The United States Armed Forces offer a variety of benefits to military personnel, veterans and their dependents as they face the challenge of financing an education. Depending on your circumstances, you may be eligible for the following:
Military Tuition Assistance
This is not a loan, but the money that is to be considered earned as base pay. The Army, Navy, Marines, Air Force and Coast Guard each have their own unique set of service requirements. Congress has given each service the right to pay up to 100 percent of tuition expenses for selected students enrolled in off-duty hours classes.
The Montgomery GI Bill
This bill offers benefits to Active Duty, Selected Reserve and National Guard service members to help cover the costs of education or training. Depending on status and specifics of eligibility, the GI Bill contains several programs, administered differently. Military.com covers the following options as they apply to all service members:
- Bill Eligibility Details
- Additional GI Bill Features and Details
- VA Form 22-1990
- GI Bill Payment Rates
- Tutorial Assistance Program
- Work Study Program
- Apprentice and On-The-Job Training Program
- GI Bill Top-Up
- GI Bill Licensing and Certification Benefits
- Veterans Education Assistance Program – VEAP
- Reserve Education Assistance Program - REAP
- GI Bill FAQ
A portion of the $300 million dollar military and veteran related educational scholarships tends to go unclaimed due to a few common misconceptions:
- Tuition Assistance and other education benefits eliminate the possibility/need for scholarships and grants- Tuition Assistance tends to have a limit of $750 a class and does not cover all fees, books or related necessary items. There are hundreds of grants and scholarships specifically designed to supplement these particular costs.

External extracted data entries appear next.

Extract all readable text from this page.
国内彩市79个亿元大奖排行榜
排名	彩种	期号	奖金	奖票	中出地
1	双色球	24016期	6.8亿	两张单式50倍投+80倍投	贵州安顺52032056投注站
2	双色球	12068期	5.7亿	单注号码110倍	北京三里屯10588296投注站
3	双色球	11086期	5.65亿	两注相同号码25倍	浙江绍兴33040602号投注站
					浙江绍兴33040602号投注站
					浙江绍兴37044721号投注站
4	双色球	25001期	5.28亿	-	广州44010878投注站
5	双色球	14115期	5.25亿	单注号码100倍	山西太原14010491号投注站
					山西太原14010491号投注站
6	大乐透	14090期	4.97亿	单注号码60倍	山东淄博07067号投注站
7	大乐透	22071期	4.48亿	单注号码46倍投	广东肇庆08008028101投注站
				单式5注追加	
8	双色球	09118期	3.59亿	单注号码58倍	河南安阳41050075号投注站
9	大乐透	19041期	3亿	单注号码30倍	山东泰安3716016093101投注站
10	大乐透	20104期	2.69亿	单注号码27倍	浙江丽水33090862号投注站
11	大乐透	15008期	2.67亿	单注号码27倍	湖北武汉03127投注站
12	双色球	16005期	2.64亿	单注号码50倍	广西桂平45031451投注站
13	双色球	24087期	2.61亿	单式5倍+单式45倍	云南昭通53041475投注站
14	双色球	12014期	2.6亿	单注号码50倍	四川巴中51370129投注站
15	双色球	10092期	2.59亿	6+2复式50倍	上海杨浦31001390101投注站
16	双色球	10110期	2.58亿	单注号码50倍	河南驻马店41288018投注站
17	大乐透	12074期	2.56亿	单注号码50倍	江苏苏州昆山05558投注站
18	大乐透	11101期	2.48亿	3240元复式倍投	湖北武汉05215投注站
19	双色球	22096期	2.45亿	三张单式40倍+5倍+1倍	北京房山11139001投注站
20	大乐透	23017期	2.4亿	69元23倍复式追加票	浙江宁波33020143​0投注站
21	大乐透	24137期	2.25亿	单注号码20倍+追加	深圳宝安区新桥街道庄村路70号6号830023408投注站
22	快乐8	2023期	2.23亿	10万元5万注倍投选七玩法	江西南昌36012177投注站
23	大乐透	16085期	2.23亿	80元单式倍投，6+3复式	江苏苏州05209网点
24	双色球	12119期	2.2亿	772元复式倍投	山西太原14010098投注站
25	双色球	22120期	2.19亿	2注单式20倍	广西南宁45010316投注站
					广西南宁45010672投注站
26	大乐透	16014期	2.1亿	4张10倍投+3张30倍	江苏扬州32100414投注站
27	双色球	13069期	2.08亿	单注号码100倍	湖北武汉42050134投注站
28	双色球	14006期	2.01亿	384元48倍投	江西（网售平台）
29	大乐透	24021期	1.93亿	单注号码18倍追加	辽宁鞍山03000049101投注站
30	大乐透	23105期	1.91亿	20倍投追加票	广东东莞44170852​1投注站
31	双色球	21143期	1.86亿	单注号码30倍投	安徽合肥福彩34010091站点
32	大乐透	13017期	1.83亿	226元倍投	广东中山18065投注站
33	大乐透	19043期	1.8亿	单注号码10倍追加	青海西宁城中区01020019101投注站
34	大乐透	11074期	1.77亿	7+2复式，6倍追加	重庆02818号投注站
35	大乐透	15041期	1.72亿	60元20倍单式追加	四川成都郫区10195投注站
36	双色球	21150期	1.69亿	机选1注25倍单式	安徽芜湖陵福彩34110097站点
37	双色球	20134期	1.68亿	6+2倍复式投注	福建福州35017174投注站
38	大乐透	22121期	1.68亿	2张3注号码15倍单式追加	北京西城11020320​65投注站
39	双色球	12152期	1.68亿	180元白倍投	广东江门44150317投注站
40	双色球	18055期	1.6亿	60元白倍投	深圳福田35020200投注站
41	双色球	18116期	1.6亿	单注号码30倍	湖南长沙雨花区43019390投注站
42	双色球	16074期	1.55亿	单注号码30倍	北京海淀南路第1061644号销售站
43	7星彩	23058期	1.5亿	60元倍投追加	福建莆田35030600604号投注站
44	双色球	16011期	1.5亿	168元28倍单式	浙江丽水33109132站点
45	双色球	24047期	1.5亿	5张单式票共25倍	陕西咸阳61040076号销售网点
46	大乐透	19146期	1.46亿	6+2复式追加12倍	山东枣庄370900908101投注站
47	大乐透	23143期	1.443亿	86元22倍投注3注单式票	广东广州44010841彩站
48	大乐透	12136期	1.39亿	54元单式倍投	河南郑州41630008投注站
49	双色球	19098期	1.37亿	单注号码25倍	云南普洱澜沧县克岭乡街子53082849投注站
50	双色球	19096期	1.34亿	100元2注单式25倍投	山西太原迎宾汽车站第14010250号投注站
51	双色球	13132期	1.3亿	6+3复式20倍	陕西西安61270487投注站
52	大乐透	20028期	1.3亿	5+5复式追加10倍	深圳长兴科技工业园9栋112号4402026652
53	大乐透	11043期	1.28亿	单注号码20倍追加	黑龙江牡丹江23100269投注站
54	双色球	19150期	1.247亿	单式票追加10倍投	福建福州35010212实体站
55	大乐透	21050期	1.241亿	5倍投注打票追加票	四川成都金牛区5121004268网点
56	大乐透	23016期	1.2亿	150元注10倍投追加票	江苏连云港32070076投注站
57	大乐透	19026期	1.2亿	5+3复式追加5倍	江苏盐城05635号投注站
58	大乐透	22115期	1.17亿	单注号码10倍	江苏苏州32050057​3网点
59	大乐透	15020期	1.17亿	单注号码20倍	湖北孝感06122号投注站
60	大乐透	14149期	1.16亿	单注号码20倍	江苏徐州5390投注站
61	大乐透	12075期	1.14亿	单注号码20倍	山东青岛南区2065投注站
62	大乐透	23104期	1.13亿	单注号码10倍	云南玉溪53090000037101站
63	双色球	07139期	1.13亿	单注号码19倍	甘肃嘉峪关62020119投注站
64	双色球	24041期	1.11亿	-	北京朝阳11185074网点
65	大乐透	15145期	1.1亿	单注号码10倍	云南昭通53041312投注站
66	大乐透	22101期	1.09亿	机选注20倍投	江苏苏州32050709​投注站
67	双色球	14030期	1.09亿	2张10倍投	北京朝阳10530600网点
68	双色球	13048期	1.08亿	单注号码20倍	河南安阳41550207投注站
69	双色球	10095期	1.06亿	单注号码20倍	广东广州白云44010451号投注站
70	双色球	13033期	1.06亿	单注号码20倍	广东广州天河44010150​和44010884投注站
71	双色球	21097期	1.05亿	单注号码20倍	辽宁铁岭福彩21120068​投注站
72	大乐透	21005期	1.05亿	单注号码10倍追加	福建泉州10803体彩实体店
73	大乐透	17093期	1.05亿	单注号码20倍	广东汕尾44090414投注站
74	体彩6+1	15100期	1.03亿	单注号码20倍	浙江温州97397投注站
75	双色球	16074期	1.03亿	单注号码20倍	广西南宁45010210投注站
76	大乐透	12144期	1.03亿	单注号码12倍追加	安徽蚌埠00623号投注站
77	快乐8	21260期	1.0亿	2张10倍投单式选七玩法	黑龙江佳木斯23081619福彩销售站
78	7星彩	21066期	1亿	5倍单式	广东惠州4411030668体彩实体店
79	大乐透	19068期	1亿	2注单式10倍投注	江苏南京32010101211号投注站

- Applying for Scholarships is too much work and the chance of winning is too low–applications vary widely depending on the program. Some require only a short application. You may be asked to write an essay, but the benefits earned are well worth the time it takes to do so.
- Scholarships are too hard to find- Many students simply do not know where to look for scholarship information. But the process is easier than ever thanks to online resources that simplify the search process immensely. For example, on Military.coms Scholarship Finder, you have access to information about programs, how to apply and when to apply.
To help with your search, here are some extra tips:
Do your research
Be sure to make use of online resources, and youll have all the information you need right in front of you. Thousands of scholarships from a variety of sources are listed with all of the pertinent information.
Dont limit your options
Just because you are in the military doesn't mean you're not eligible non-military scholarships as well. Visit your library or search online resources for lists of awards based on state of residence, field of study, cultural/ethnic background and age. Its worth checking into any available assistance.
Conduct searches in your military community
There are a number of service aid organizations and associations that offer grants, scholarships and low interest loans such as the Navy Marine Corps Relief Society. Make sure you explore relevant service aids that may offer educational assistance programs.
Make use of online service finders
There are websites that simplify the search process a great deal by generating a list of opportunities after you input the following:
- Current education level
- Preferred start date
- Educational goal
- Date of Birth
- Service affiliation
- Military status
- Zip code
Plus optional areas to specify type of financial assistance, ethnicity and disabilities.
Remember that some scholarship applications have deadlines as early as a year in advance, so start your searches with plenty of time to consider your options thoroughly.